The dynamic is very clear, written about in books, shown in movies, and yet I avoided looking into it for years, the fear of facing the truth almost greater than the pain of being scapegoated my entire life. There are several types of narcissist, and narcissism is defined as a personality disorder in which the narcissist is selfish, lacks empathy for others, has a sense of entitlement, a need for admiration, and an inflated sense of self-importance. People growing up under that dynamic are very damaged, both the golden children (the chosen favorites) and the scapegoats are damaged. No one does well in a narcissist family, except for the narcissist themselves, as the children have long been divided and conquered, and have learned the hard way that keeping the narcissist happy is the only way to find what resembles peace, but that semblance of peace is always short-lived.
Some may ask, why now? Why talk about it now? It’s in the past, it’s over, why dredge up the old ghosts now? But the truth is it’s not over until the injured parties say it’s over, and it sure isn’t over for me as I now have to wade through the years of my life, the traumas I swallowed as something I deserved, and consciously begin healing my mind and my body. It’ll be over when I say it’s over, and not a second before.

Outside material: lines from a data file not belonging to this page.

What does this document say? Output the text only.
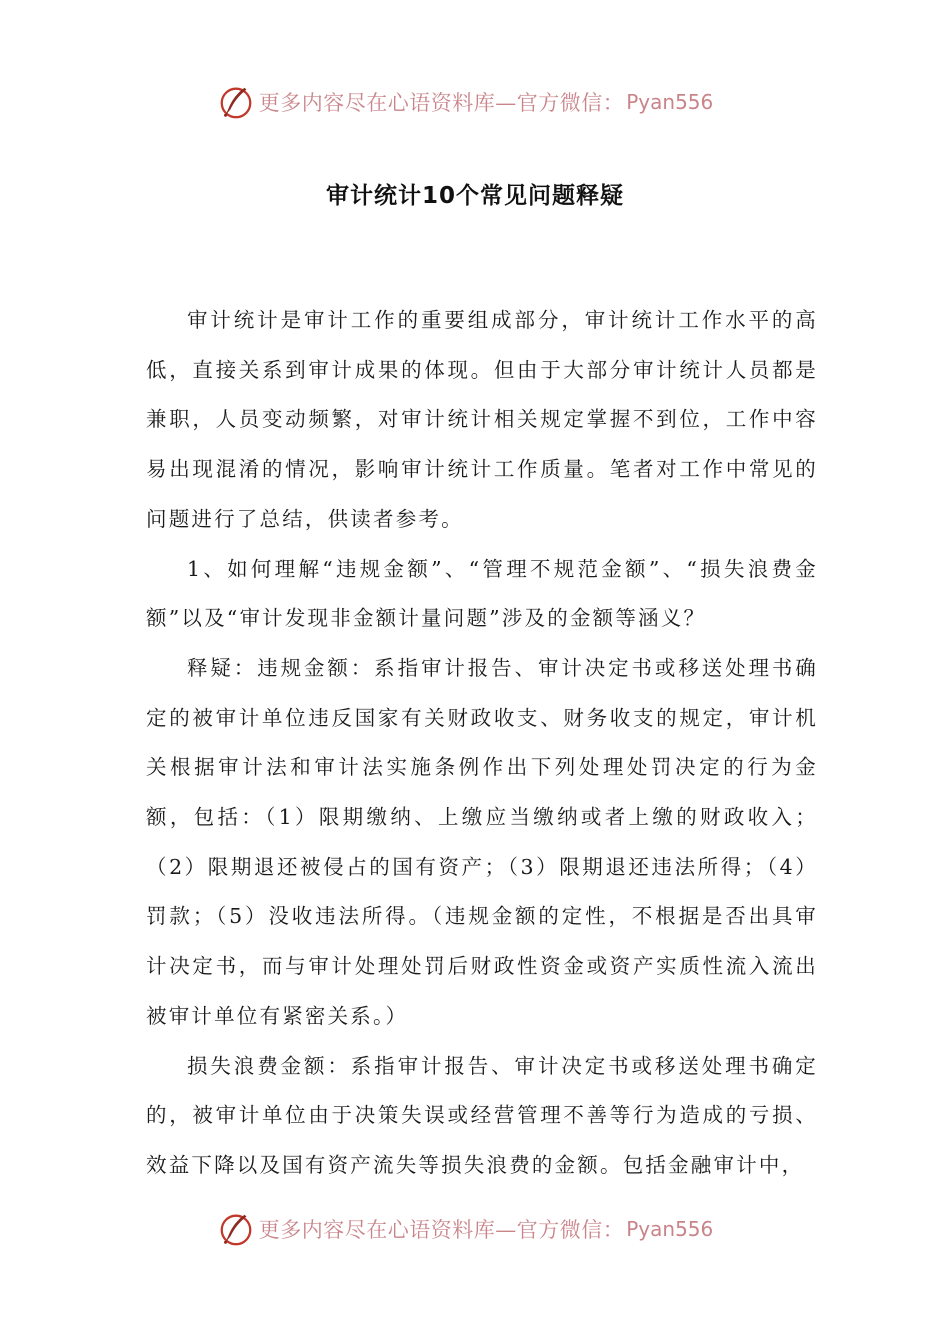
更多内容尽在心语资料库—官方微信： Pyan556
审计统计10个常见问题释疑

审计统计是审计工作的重要组成部分，审计统计工作水平的高低，直接关系到审计成果的体现。但由于大部分审计统计人员都是兼职，人员变动频繁，对审计统计相关规定掌握不到位，工作中容易出现混淆的情况，影响审计统计工作质量。笔者对工作中常见的问题进行了总结，供读者参考。

1、如何理解“违规金额”、“管理不规范金额”、“损失浪费金额”以及“审计发现非金额计量问题”涉及的金额等涵义？

释疑：违规金额：系指审计报告、审计决定书或移送处理书确定的被审计单位违反国家有关财政收支、财务收支的规定，审计机关根据审计法和审计法实施条例作出下列处理处罚决定的行为金额，包括：（1）限期缴纳、上缴应当缴纳或者上缴的财政收入；（2）限期退还被侵占的国有资产；（3）限期退还违法所得；（4）罚款；（5）没收违法所得。（违规金额的定性，不根据是否出具审计决定书，而与审计处理处罚后财政性资金或资产实质性流入流出被审计单位有紧密关系。）

损失浪费金额：系指审计报告、审计决定书或移送处理书确定的，被审计单位由于决策失误或经营管理不善等行为造成的亏损、效益下降以及国有资产流失等损失浪费的金额。包括金融审计中，

更多内容尽在心语资料库—官方微信： Pyan556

I was asked to hold my words, to not write the truth of my own life on my own blog, and to keep silent until the narcissist died, and I had planned to do that, but something broke. Something inside could no longer hold the pretense, my body was giving out, my body was rebelling against the lies. It is completely unjust to expect another person to carry lies, and the simple act of asking me to do so is just another textbook example of being scapegoated. Once again the comfort and selfishness of the narcissist becomes more important than my health, my recovery, and my entire existence. Once again the narcissist’s feelings outweigh everything else, including my own health, but that is nothing new to me as my medical needs were neglected in childhood by the narcissist. I’m not going to continue down the path that says I am less than, my needs less important because others, outside of me, deem it so.
The answer is no. I told that person that I would write what God inspired me to write, but the fear of speaking openly held me back, fear of retribution, slander, and rejection. God has been pressing on me to heal loudly, to help others in what I am an expert in, and I will no longer remain silent to protect the feelings of the person who went out of their way to hurt me and make me struggle. I will no longer protect the person who deliberately and with intent made my childhood a living hell, and I will no longer pretend simply to appease others who are invested in maintaining the lies.
If my words can help one person, then I must put myself out there, no matter how uncomfortable and afraid that makes me. So for a while this blog will be dedicated to overcoming and healing from narcissist abuse, there are more of us out there than I ever imagined.